Jangan jadi jurnalis, sih.
Ujar Lani Diana, jurnalis Majalah Tempo, diselingi tawa getir  di tengah obrolan kami.
Sebagai perempuan yang memutuskan untuk meniti karier di dunia jurnalistik, Lani tidak pernah menyangka bahwa idealismenya akan berada di persimpangan. Tujuh tahun lalu, ia begitu yakin dengan lajur hidupnya. Namun, keyakinannya mulai goyah, terutama ketika  mendapat ancaman dari Hercules, raja jaringan preman Tanah Abang. Rangkaian liputan Lani mengenai penguasaan lahan ilegal oleh organisasi massa pimpinan Hercules, Gerakan Rakyat Indonesia Bersatu Jaya (GRIB), membuahkah sebuah panggilan telepon dari Hercules. Sang raja GRIB mengancam akan "meratakan" kantor berita tempat Lani bekerja, usai liputannya dipublikasi di laman Tempo.
Lani hanyalah satu dari sekian banyak contoh kerentanan yang dialami jurnalis perempuan di Indonesia. Kekerasan, ancaman, teror, hingga pelecehan menjadi bagian dari realitas harian yang mereka hadapi.
Jurnalis Perempuan dan Risiko Berlipat Ganda
Profesi jurnalis di Indonesia telah lama menjadi lahan yang didominasi oleh laki-laki. Data dari 2012, menunjukkan bahwa perempuan hanya mencakup 25% dari total jurnalis di Indonesia, dengan rasio 1:4 terhadap laki-laki. Meski telah berlalu lebih dari satu dekade, tren itu belum berubah signifikan. Dalam Indeks Keamanan Jurnalis 2024 yang disusun oleh Populix, dari 760 jurnalis yang menjadi responden di seluruh Indonesia, hanya 29% yang berjenis kelamin perempuan. Angka ini mencerminkan bagaimana perempuan masih menjadi minoritas dalam ruang redaksi.
Posisi perempuan sebagai minoritas dalam praktik jurnalisme ibarat efek domino. Status "minoritas" tersebut memicu serangkaian kerentanan berbasis gender beruntun yang terus bergulir di lapangan. PR2Media, pada 2021, mencatat bahwa 85% jurnalis perempuan pernah mengalami kekerasan selama menjalankan tugas jurnalistik. Bentuk kekerasan yang paling umum adalah kekerasan verbal, termasuk ujaran seksis dan catcalling, yang dialami oleh 59% dari mereka. Hal ini divalidasi oleh Indeks Keamanan Jurnalis 2024 yang disusun Populix. Dalam survei tersebut, sebanyak 23% responden perempuan mengaku  pernah mengalami kekerasan, persentase yang lebih tinggi dibanding jurnalis laki-laki.

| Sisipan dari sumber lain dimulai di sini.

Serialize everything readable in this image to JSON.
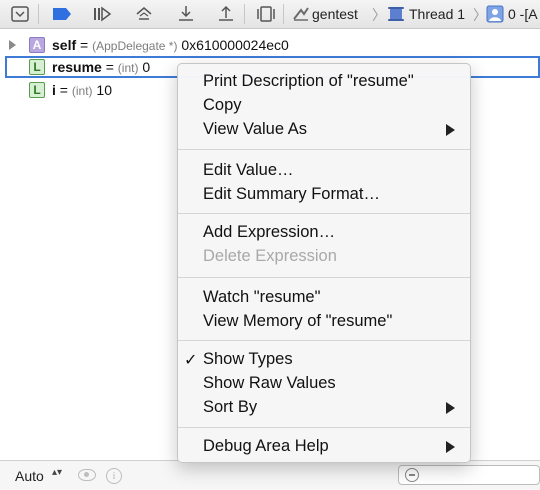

Pola ancaman yang dihadapi jurnalis perempuan terbukti berbeda dari kolega mereka yang berkromosom XY. Memang, risiko pekerjaan senantiasa mengintai siapa pun yang memilih jalan jurnalistik. Namun, identitas gender terbukti menjadi faktor yang memperparah tingkat kerentanan jurnalis perempuan. Salah satu buktinya adalah kasus pelecehan seksual, yang secara eksklusif hanya dilaporkan oleh 12% jurnalis perempuan. Fakta ini menegaskan bahwa selain lebih sering menjadi sasaran kekerasan, jurnalis perempuan juga menghadapi bentuk kekerasan yang spesifik dan tidak dialami oleh rekan laki-lakinya.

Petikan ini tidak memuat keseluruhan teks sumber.